Can we “unstick” disinformation?
In some cases, a causal alternative may be unavailable or may turn out to be complicated. For example, it is difficult to replace Donald Trump’s claim that vaccines cause autism with a simple causal alternative. The true alternative involves at least three main planks; namely, overwhelming evidence showing the absence of any such link between vaccines and autism, the fact that the purported link arose out of fraudulent and unethical research, and that the link continued to be amplified by irresponsible media outlets long after it was known to be non-existent.
Another way to combat disinformation is to prevent it from sticking in the first place.

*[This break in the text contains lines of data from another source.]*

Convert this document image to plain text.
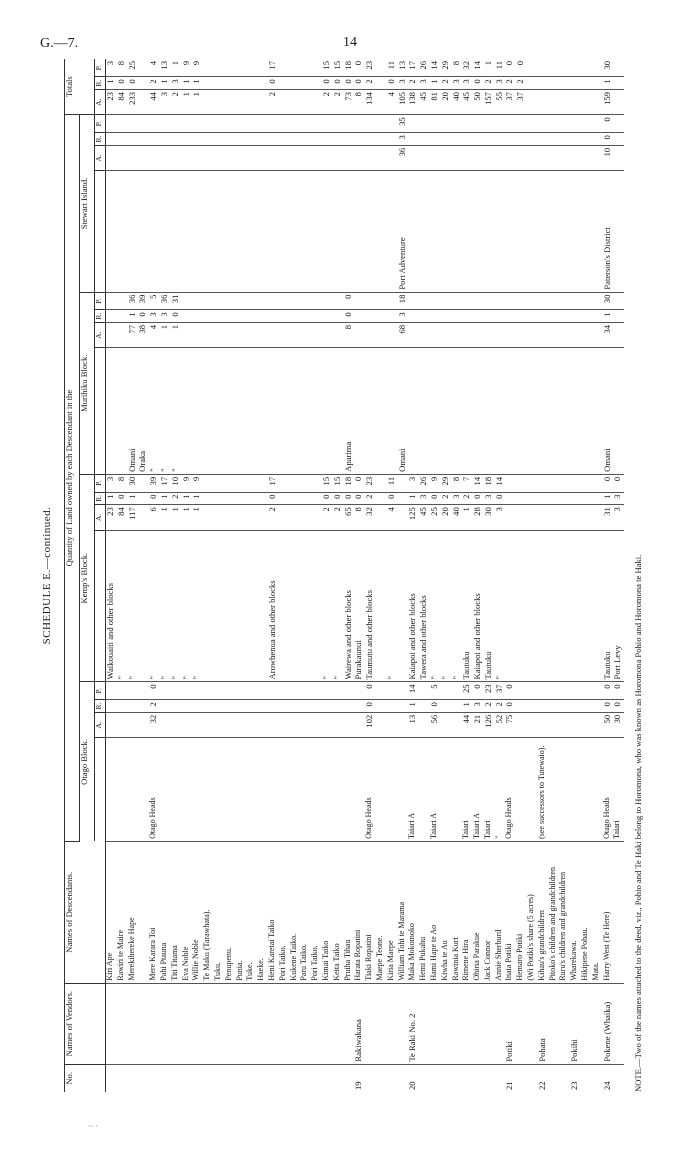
G.—7.	14
SCHEDULE E.—continued.
No.	Names of Vendors.	Names of Descendants.	Quantity of Land owned by each Descendant in the																Totals		
			Otago Block.				Kemp's Block.				Murihiku Block.				Stewart Island.						
				A.	R.	P.		A.	R.	P.		A.	R.	P.		A.	R.	P.	A.	R.	P.
		Kiri Ape					Waikouaiti and other blocks	23	1	3									23	1	3
		Rawiri te Maire					"	84	0	8									84	0	8
		Merekihereke Hape					"	117	1	30	Omani	77	1	36					233	0	25
											Oraka	38	0	39							
		Mere Karara Toi	Otago Heads	32	2	0	"	6	0	39	"	4	3	5					44	2	4
		Pahi Ptauna					"	1	1	17	"	1	3	36					3	1	13
		Titi Titama					"	1	2	10	"	1	0	31					2	3	1
		Eva Noble					"	1	1	9									1	1	9
		Willie Noble					"	1	1	9									1	1	9
		Te Maku (Tarawhata).																			
		Tuku.																			
		Penupenu.																			
		Punia.																			
		Tuke.																			
		Haeke.																			
		Heni Karetai Taiko					Arowhenua and other blocks	2	0	17									2	0	17
		Pori Taiko.																			
		Kukene Taiko.																			
		Paru Taiko.																			
		Pori Taiko.																			
		Kimai Taiko					"	2	0	15									2	0	15
		Keita Taiko					"	2	0	15									2	0	15
		Pruiha Tihau					Wairewa and other blocks	65	0	18	Aparima	8	0	0					73	0	18
19	Rakiwakana	Harata Ropatini					Purakaunui	8	0	0									8	0	0
		Tiaki Ropatini	Otago Heads	102	0	0	Taumutu and other blocks	32	2	23									134	2	23
		Maepe Teone.																			
		Kiria Maepe					"	4	0	11									4	0	11
		William Tohi te Marama									Omani	68	3	18	Port Adventure	36	3	35	105	3	13
20	Te Raki No. 2	Maka Mokomoko	Taiari A	13	1	14	Kaiapoi and other blocks	125	1	3									138	2	17
		Hemi Pukahu					Tawera and other blocks	45	3	26									45	3	26
		Hami Hape te Ao	Taiari A	56	0	5	"	25	0	9									81	1	14
		Kiwha te Au					"	20	2	29									20	2	29
		Rawinia Kuri					"	40	3	8									40	3	8
		Rimene Hira	Taiari	44	1	25	Tautuku	1	2	7									45	3	32
		Ohiria Parakue	Taiari A	21	3	0	Kaiapoi and other blocks	28	0	14									50	0	14
		Jack Connor	Taiari	126	2	23	Tautuku	30	3	18									157	2	1
		Annie Sherburd	"	52	2	37	"	3	0	14									55	3	11
21	Potiki	Inaia Potiki	Otago Heads	75	0	0													37	2	0
		Hemaro Potiki																	37	2	0
		(Wi Potiki's share (5 acres)																			
22	Pohata	Kihau's grandchildren	(see successors to Tutewaio).																		
		Pitoko's children and grandchildren																			
		Ruru's children and grandchildren																			
23	Pokihi	Wharekawa.																			
		Hikipene Pohau.																			
		Mata.																			
24	Pokene (Whaika)	Harry West (Te Here)	Otago Heads	50	0	0	Tautuku	31	1	0	Omani	34	1	30	Paterson's District	10	0	0	159	1	30
			Taiari	30	0	0	Port Levy	3	3	0											
NOTE.—Two of the names attached to the deed, viz., Pohio and Te Haki belong to Horomona, who was known as Horomona Pohio and Horomona te Haki.
·· ·
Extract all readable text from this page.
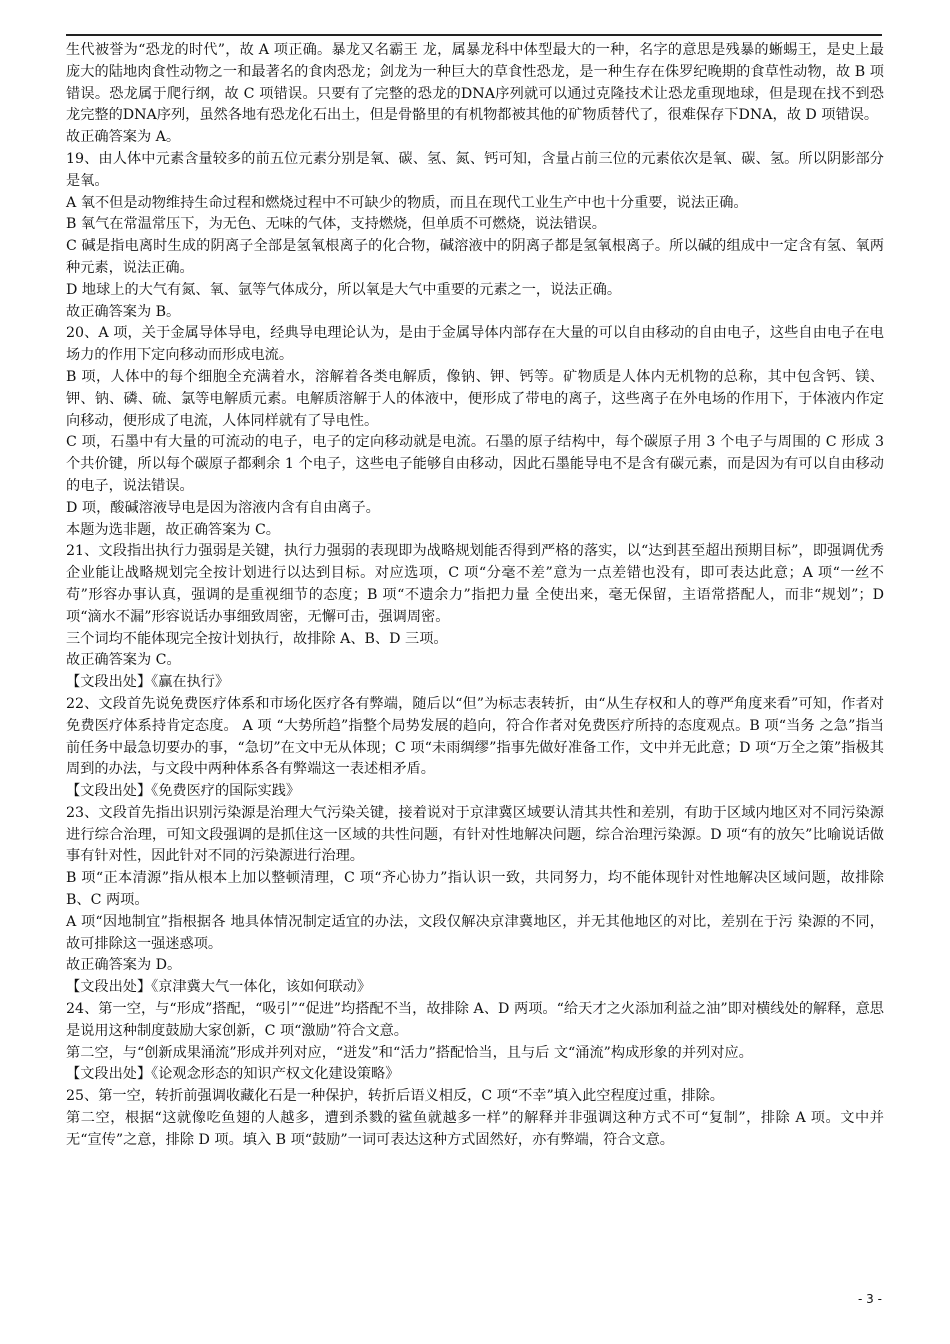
生代被誉为“恐龙的时代”，故 A 项正确。暴龙又名霸王 龙，属暴龙科中体型最大的一种，名字的意思是残暴的蜥蜴王，是史上最庞大的陆地肉食性动物之一和最著名的食肉恐龙；剑龙为一种巨大的草食性恐龙，是一种生存在侏罗纪晚期的食草性动物，故 B 项错误。恐龙属于爬行纲，故 C 项错误。只要有了完整的恐龙的DNA序列就可以通过克隆技术让恐龙重现地球，但是现在找不到恐龙完整的DNA序列，虽然各地有恐龙化石出土，但是骨骼里的有机物都被其他的矿物质替代了，很难保存下DNA，故 D 项错误。

故正确答案为 A。

19、由人体中元素含量较多的前五位元素分别是氧、碳、氢、氮、钙可知，含量占前三位的元素依次是氧、碳、氢。所以阴影部分是氧。

A 氧不但是动物维持生命过程和燃烧过程中不可缺少的物质，而且在现代工业生产中也十分重要，说法正确。

B 氧气在常温常压下，为无色、无味的气体，支持燃烧，但单质不可燃烧，说法错误。

C 碱是指电离时生成的阴离子全部是氢氧根离子的化合物，碱溶液中的阴离子都是氢氧根离子。所以碱的组成中一定含有氢、氧两种元素，说法正确。

D 地球上的大气有氮、氧、氩等气体成分，所以氧是大气中重要的元素之一，说法正确。

故正确答案为 B。

20、A 项，关于金属导体导电，经典导电理论认为，是由于金属导体内部存在大量的可以自由移动的自由电子，这些自由电子在电场力的作用下定向移动而形成电流。

B 项，人体中的每个细胞全充满着水，溶解着各类电解质，像钠、钾、钙等。矿物质是人体内无机物的总称，其中包含钙、镁、钾、钠、磷、硫、氯等电解质元素。电解质溶解于人的体液中，便形成了带电的离子，这些离子在外电场的作用下，于体液内作定向移动，便形成了电流，人体同样就有了导电性。

C 项，石墨中有大量的可流动的电子，电子的定向移动就是电流。石墨的原子结构中，每个碳原子用 3 个电子与周围的 C 形成 3 个共价键，所以每个碳原子都剩余 1 个电子，这些电子能够自由移动，因此石墨能导电不是含有碳元素，而是因为有可以自由移动的电子，说法错误。

D 项，酸碱溶液导电是因为溶液内含有自由离子。

本题为选非题，故正确答案为 C。

21、文段指出执行力强弱是关键，执行力强弱的表现即为战略规划能否得到严格的落实，以“达到甚至超出预期目标”，即强调优秀企业能让战略规划完全按计划进行以达到目标。对应选项，C 项“分毫不差”意为一点差错也没有，即可表达此意；A 项“一丝不苟”形容办事认真，强调的是重视细节的态度；B 项“不遗余力”指把力量 全使出来，毫无保留，主语常搭配人，而非“规划”；D 项“滴水不漏”形容说话办事细致周密，无懈可击，强调周密。

三个词均不能体现完全按计划执行，故排除 A、B、D 三项。

故正确答案为 C。

【文段出处】《赢在执行》

22、文段首先说免费医疗体系和市场化医疗各有弊端，随后以“但”为标志表转折，由“从生存权和人的尊严角度来看”可知，作者对免费医疗体系持肯定态度。 A 项 “大势所趋”指整个局势发展的趋向，符合作者对免费医疗所持的态度观点。B 项“当务 之急”指当前任务中最急切要办的事，“急切”在文中无从体现；C 项“未雨绸缪”指事先做好准备工作，文中并无此意；D 项“万全之策”指极其周到的办法，与文段中两种体系各有弊端这一表述相矛盾。

【文段出处】《免费医疗的国际实践》

23、文段首先指出识别污染源是治理大气污染关键，接着说对于京津冀区域要认清其共性和差别，有助于区域内地区对不同污染源进行综合治理，可知文段强调的是抓住这一区域的共性问题，有针对性地解决问题，综合治理污染源。D 项“有的放矢”比喻说话做事有针对性，因此针对不同的污染源进行治理。

B 项“正本清源”指从根本上加以整顿清理，C 项“齐心协力”指认识一致，共同努力，均不能体现针对性地解决区域问题，故排除 B、C 两项。

A 项“因地制宜”指根据各 地具体情况制定适宜的办法，文段仅解决京津冀地区，并无其他地区的对比，差别在于污 染源的不同，故可排除这一强迷惑项。

故正确答案为 D。

【文段出处】《京津冀大气一体化，该如何联动》

24、第一空，与“形成”搭配，“吸引”“促进”均搭配不当，故排除 A、D 两项。“给天才之火添加利益之油”即对横线处的解释，意思是说用这种制度鼓励大家创新，C 项“激励”符合文意。

第二空，与“创新成果涌流”形成并列对应，“迸发”和“活力”搭配恰当，且与后 文“涌流”构成形象的并列对应。

【文段出处】《论观念形态的知识产权文化建设策略》

25、第一空，转折前强调收藏化石是一种保护，转折后语义相反，C 项“不幸”填入此空程度过重，排除。

第二空，根据“这就像吃鱼翅的人越多，遭到杀戮的鲨鱼就越多一样”的解释并非强调这种方式不可“复制”，排除 A 项。文中并无“宣传”之意，排除 D 项。填入 B 项“鼓励”一词可表达这种方式固然好，亦有弊端，符合文意。

- 3 -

If people are made aware that they might be misled before the disinformation is presented, they demonstrably become more resilient to the misinformation. This process is variously known as ‘inoculation’ or ‘prebunking’ and it comes in a number of different forms. At the most general level, an up-front warning may be sufficient to reduce—but not eliminate—subsequent reliance on disinformation.
A more involved variant of inoculation not only provides an explicit warning of the impending threat of disinformation, but it additionally refutes an anticipated argument that exposes the imminent fallacy. For example, if people are informed about the ‘fake-expert’ approach employed by the tobacco industry to undermine the medical consensus about the health risks from smoking (e.g., advertising slogans such as “20,679 Physicians say ‘Luckies are less irritating’ “), they become more resilient to subsequent disinformation relating to climate change that is using the same fake-expert techniques.
Disinformation sticks and is hard to dislodge.
But we can prevent it from sticking in the first place by alerting people to how they might be misled.
*Stephan Lewandowsky is Professor of Cognitive Science at the University of Bristol.